Women in Leadership: Huda Idrees
Founder & CEO DotHealth
Dot Health allows you to own and control your health data. We believe you should be an active participant in your health, and we do all of the heavy lifting so you don’t have to.
Q: How do you like to start your day?
I’m not a very routine-specific person and love changing my morning routine around. Three essentials: meditation, exercise, nourishment. One example of this might be praying Fajr (dawn prayer), going for a run, and making myself a banana smoothie. I find this sets me up for the day with a clear mind.

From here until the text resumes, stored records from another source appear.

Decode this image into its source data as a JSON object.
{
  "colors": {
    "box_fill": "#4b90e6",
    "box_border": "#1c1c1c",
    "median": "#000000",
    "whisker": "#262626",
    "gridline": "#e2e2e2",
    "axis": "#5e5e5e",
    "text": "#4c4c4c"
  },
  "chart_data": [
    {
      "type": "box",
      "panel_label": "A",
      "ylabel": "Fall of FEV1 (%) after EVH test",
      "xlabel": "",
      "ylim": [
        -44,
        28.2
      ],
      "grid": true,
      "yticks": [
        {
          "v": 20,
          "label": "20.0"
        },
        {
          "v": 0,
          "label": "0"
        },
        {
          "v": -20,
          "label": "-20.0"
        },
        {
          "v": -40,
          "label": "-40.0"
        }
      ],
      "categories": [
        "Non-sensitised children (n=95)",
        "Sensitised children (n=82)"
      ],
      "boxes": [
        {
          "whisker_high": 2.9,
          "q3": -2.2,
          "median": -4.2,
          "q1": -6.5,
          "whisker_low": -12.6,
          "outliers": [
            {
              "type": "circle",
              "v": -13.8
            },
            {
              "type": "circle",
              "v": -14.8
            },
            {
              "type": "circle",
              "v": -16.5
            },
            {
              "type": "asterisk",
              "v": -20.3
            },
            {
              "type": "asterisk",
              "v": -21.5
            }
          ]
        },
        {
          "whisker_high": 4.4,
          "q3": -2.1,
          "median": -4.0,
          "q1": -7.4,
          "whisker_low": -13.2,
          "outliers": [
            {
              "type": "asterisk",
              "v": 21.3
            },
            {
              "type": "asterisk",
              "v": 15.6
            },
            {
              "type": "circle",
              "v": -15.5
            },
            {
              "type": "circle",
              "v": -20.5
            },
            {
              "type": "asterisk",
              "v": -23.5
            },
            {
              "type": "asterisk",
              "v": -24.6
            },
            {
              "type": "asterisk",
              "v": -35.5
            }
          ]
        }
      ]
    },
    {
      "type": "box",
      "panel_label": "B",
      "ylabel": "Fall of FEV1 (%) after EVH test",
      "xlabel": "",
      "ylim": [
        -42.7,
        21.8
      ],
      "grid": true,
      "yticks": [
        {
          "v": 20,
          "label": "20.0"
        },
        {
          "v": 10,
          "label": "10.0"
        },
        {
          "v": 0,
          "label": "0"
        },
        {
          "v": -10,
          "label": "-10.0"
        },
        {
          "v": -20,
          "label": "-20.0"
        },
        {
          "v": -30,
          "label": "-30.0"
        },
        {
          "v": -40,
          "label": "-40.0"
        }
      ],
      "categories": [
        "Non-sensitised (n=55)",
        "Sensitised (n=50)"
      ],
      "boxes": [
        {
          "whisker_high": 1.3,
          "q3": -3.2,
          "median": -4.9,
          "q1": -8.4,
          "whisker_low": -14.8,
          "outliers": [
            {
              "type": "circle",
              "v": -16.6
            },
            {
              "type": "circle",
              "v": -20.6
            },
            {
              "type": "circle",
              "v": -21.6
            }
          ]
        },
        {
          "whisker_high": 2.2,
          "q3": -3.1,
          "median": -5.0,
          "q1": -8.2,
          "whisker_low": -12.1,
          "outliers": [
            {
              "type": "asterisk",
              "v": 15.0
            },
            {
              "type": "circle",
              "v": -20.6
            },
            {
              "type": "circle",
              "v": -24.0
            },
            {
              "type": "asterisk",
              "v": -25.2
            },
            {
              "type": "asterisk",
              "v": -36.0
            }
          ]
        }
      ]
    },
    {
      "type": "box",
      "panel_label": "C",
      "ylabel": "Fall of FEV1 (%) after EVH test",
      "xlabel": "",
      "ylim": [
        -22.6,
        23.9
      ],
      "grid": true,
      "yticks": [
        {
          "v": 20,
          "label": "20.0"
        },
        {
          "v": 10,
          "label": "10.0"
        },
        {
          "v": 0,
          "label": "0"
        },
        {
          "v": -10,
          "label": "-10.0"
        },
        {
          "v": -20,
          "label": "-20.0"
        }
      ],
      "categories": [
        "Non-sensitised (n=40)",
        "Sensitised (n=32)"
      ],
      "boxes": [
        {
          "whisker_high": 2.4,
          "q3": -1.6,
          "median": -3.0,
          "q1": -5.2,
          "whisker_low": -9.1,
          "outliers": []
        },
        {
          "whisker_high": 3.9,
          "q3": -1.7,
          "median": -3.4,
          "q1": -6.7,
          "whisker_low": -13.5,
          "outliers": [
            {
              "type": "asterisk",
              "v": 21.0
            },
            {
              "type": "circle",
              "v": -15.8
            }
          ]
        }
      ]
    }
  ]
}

Q: What drives you towards success?
I work in technology and find the pace at which it can bring about change in the world to be fascinating. Over the last few decades, women have been marginalized in the design of this technology. This has – in a lot of ways – resulted in a broken, toxic technology culture. The thing that drives me towards succeeding more than anything else is designing for the future I want to live in.
Q: What are some of the things that frustrate you while accomplishing tasks?
I love email as a form of communication and try to use written communication as much as possible. When people insist on calling instead, especially unscheduled, it’s really frustrating and takes me out of context of what I’m doing at that moment. Another, food-related one, I don’t drink coffee, so regulating the post-lunch lull is especially frustrating as well!
Q: What do you like/dislike about your industry?
I love that healthcare is so committed to providing care to everyone who needs it, and on some level is egalitarian in theory. However, I find the bureaucracy and red tape endlessly unnecessary and designed to keep innovation out of the industry as much as possible. Healthcare is the largest industry worldwide and one that impacts every single person and continues to be bogged down by inefficient processes and lots of waste.
Q: Your message to women entrepreneurs who are looking to start a new company? – 5 things to keep in mind
1) You will undoubtedly encounter Imposter Syndrome – where you feel like you’re a fraud and shouldn’t be where you are. Work through it. This is common in entrepreneurs and especially in female entrepreneurs. Reading about it will help. Surrounding yourself with people who will remind you that this is normal will also help.
2) Talk about your idea a lot. With everyone who will listen. Ideas are a dime a dozen, execution is not. Nobody is stealing your idea. Talk about it so you know how other people feel about it.
3) Research the sh*t out of your industry. Know it inside out. Especially if it’s an industry new to you. People will try to make you feel like you don’t know much. Be ready and be aware.
4) Practice just-in-time mentorship. If you find someone you feel has knowledge or experience you would like to learn from, reach out to them and ask. Try to ask questions over email. Short, contained questions. Build a rapport. This will be your mentorship ‘board’ moving forward. One mentor will not give you everything and anything you need. Spread it out. Find the people you think are best at [insert category] and reach out to them.
5) Don’t be afraid to ask for help. This can be from your family, your team, your peers. We all need help, asking for it will not make you look stupid. It is normal, and you should do it!
Q: What’s your go to meal?
Ottolenghi’s one-pot chicken and rice. It’s infinitely easier than biryani, quick to make, and so tasty.
Q: Recent movie/book you read/watched and what you like about it?
Change Agent by Daniel Suarez. It’s a fictional novel where he depicts a dystopian future where biosynthesis is the technology of the era. Human beings’ DNA can be completely changed. It’s riveting and a very short read. Highly recommend it.
Also, Black Panther was so good on so many levels. The entire Dot Health team went to see it in theatres and it’s been a month and we still talk about the intricacies in that movie.
Q: Difficulties you had to face while starting your own company?
This is a loaded question 🙂 I happen to sit at the intersection of many minorities and somehow, raising venture for someone who looks like me and wants to change the face of a large industry is unfathomable to most VCs. We raised two rounds last year, and while I’m ultimately so happy with where we landed and that we got to pick our investors, we had to go through a lot of bad apples to get there!
Q: Why is the phrase “Women in Leadership” more important today than ever?
For as far back as history will go, women have been the oppressed gender in societies. We had to fight for everything. The right to vote, the right to work, the right to choose what to do with our bodies. Leadership is important because of the impact it can have on the lives of so many. It puts women in a position where they can influence entire generations. It’s important now, because it’s so close we can taste it, but so far because we continue to ignore the unspoken rules in corporate culture.
Q: How do you relax and unwind?
I listen to ambient music and French pop. And I read. A lot. I average 200 books a year and find nothing relaxes me more!